Quant à Rougbêinga, nous empruntons l’écrit de Barry Alceny Saidou paru dans les colonnes de l’Observateur Paalga, pour en dire quelques mots. C’est l’histoire de Soura Dakuyo et de Balily, un jeune Bwa et un Gourounsi qui s’évadent d’un camp de travaux forcés de Bamako et retournent sur leur terre pour organiser la lutte armée contre les colonisateurs français. Cela se passe au moment où la Métropole, engagée dans la Seconde Guerre, exige un effort surhumain de ses colonies pour soutenir son boulimique appétit de matières premières. Et le commandant, aidé de ses officiers et de sa garde nègre, va transformer le pays bwamu et alentours en véritable Pandémonium. Ils pillent, volent, violent, massacrent les populations locales sans états d’âme. Aussi, le village de Soura – un morceau de paradis- sera détruit par le fer et le feu. Il n’en restera que cendres et charniers. Tous les villages sont vidés de leur jeunesse, qui participe à la construction des routes et du chemin de fer Bamako-Dakar. Les impôts sont revus à la hausse et ceux qui ne peuvent s’en acquitter sont embastillés et parfois fusillés.

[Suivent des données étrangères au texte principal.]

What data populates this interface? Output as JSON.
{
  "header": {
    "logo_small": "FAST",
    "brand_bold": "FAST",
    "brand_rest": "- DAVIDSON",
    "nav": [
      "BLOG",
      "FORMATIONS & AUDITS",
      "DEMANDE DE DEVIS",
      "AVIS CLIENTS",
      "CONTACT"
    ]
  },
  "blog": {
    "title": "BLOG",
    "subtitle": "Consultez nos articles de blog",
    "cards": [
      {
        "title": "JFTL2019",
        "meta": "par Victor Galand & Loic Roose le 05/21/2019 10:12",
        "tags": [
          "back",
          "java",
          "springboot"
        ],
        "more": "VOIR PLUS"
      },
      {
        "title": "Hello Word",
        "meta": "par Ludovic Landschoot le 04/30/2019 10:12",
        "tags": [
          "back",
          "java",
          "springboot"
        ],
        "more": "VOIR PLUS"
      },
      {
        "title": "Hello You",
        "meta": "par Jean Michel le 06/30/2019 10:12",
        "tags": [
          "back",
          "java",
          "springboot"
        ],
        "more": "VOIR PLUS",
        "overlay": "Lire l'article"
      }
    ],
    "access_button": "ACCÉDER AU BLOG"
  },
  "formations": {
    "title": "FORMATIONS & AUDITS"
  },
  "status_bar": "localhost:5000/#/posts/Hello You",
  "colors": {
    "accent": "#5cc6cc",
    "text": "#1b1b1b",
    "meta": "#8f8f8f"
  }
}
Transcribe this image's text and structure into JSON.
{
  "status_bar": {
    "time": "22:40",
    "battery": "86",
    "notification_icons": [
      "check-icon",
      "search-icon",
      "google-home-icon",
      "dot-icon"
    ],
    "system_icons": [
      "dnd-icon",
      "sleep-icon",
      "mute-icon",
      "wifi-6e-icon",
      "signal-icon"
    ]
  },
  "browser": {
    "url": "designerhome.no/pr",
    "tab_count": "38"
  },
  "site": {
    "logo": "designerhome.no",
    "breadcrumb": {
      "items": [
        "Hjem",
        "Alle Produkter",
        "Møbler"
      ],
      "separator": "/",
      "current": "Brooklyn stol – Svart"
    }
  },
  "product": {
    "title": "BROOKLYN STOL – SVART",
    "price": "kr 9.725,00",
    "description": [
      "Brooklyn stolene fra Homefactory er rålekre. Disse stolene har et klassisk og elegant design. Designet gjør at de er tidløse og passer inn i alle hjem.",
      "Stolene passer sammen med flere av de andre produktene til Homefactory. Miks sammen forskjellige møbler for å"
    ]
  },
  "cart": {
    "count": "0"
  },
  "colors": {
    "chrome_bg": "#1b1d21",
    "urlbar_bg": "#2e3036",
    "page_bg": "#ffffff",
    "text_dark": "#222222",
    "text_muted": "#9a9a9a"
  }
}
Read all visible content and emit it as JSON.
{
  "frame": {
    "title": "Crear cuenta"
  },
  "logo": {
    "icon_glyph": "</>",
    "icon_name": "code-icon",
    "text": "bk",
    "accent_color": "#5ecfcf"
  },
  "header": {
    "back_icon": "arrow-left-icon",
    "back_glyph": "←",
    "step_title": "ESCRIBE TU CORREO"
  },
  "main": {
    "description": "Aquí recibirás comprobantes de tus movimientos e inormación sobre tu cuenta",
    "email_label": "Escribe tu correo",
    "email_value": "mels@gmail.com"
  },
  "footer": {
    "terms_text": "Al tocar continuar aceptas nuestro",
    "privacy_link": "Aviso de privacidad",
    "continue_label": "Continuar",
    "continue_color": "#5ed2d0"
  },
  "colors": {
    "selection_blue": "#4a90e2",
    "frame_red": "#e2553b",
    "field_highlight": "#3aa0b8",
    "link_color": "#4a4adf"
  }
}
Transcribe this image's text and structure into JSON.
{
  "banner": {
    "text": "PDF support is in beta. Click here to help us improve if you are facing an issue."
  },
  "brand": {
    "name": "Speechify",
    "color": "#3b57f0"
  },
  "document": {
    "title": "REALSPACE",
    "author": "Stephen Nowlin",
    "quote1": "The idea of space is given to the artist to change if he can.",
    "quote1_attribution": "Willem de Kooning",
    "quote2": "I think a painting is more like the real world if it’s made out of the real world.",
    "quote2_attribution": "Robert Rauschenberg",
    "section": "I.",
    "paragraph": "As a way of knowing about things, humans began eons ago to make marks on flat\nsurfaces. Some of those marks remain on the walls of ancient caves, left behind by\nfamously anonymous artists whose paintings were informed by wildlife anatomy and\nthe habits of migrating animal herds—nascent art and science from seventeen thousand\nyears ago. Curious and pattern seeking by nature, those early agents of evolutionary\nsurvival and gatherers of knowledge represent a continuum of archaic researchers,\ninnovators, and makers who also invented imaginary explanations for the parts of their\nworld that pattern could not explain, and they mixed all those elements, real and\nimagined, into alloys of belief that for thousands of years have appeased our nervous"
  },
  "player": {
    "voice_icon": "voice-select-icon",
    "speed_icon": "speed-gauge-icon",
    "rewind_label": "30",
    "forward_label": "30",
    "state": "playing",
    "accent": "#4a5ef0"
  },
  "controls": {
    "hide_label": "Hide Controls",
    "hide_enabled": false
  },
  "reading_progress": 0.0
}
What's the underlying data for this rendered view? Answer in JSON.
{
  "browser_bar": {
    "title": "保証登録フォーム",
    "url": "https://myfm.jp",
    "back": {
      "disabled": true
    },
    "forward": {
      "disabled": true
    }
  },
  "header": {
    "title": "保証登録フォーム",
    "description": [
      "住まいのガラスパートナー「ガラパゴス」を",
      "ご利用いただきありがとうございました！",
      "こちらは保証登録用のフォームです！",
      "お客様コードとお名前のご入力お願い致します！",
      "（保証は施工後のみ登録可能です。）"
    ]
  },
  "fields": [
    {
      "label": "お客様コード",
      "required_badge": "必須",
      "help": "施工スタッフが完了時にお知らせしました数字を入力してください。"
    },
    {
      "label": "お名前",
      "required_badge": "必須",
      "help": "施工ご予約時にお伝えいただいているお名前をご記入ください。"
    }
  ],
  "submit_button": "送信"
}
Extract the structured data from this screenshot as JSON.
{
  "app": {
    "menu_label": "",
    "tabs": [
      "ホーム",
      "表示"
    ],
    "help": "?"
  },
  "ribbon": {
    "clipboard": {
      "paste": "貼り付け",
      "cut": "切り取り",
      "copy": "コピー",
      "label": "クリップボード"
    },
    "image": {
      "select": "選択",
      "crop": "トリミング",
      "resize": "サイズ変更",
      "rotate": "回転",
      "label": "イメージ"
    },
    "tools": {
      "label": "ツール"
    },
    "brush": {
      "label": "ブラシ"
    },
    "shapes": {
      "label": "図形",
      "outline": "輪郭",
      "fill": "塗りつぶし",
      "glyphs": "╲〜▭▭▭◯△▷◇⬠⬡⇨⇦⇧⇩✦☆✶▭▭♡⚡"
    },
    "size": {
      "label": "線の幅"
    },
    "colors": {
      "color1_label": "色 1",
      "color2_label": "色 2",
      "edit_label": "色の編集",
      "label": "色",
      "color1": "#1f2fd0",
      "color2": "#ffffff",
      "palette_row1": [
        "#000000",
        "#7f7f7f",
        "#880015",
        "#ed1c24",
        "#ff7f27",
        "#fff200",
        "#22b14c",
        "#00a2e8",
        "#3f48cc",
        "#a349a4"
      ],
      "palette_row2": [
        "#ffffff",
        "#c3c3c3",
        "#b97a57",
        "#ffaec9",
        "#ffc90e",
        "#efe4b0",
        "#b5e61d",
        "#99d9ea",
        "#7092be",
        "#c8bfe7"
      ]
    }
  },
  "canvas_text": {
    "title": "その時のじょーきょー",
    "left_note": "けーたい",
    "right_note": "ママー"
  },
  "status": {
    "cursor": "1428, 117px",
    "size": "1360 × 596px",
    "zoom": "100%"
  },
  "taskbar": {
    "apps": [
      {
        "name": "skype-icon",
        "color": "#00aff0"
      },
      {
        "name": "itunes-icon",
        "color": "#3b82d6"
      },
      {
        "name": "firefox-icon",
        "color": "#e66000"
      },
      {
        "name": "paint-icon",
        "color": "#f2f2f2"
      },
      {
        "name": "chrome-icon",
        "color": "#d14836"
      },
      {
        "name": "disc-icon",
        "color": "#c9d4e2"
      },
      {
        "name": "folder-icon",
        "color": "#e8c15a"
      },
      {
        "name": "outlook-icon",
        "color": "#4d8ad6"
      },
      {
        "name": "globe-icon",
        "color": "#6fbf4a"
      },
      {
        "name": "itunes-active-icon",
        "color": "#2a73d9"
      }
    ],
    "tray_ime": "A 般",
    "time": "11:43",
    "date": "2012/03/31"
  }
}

On construit de véritables camps de concentration, qui n’ont rien à envier à ceux de Treblinka et d’Auschwitz. Tout cela se passe avec la bienveillante complicité de Naba Liguidi, roi sanguinaire, armé d’un immense gourdin et prompt à fracasser le crâne de ses sujets pour quelque verroterie offerte par le commandant. Le livre suit la trajectoire des évadés Soura et Balily. Ils parcourent les villages, sèment la graine de la rébellion et gagnent à leur cause de nombreux jeunes hommes lassés par les exactions de l’occupant. Ils s’organisent en petites unités mobiles, harcèlent les forces d’occupation et leur infligent des pertes, qui entament leur mythe d’invincibilité, uniquement armés de lances et de flèches. Les jeunes résistants dérobent une armurerie, prennent deux instructeurs parmi les gardes pour les entraîner au maniement des armes à feu. C’est un de ces instructeurs qui sabotera les fusils des résistants lors de la grande offensive. Défaits du fait de la trahison d’un des leurs, les rescapés se disperseront avec le projet d’organiser la révolte dans les différents villages.

 

L’actualité des œuvres de Norbert

Comme le disait le même Alceny Saidou, « Rougbêinga » est une œuvre très actuelle. La colonisation est finie. L’Afrique semble indépendante. Mais la vassalisation continue. Bien sûr les acteurs ont changé, mais la pièce demeure inchangée. L’Afrique reste la vache de trait de l’Europe et cela, avec la complicité des avatars de Naba Liguidi que sont les gouvernants actuels. D’où la justesse du proverbe turc en exergue du roman : « Quand la hache pénétra dans la forêt, les arbres dirent : le manche est des nôtres ». L’Afrique porte toujours la croix à cause des nombreux Judas qui la trahissent pour quelques deniers.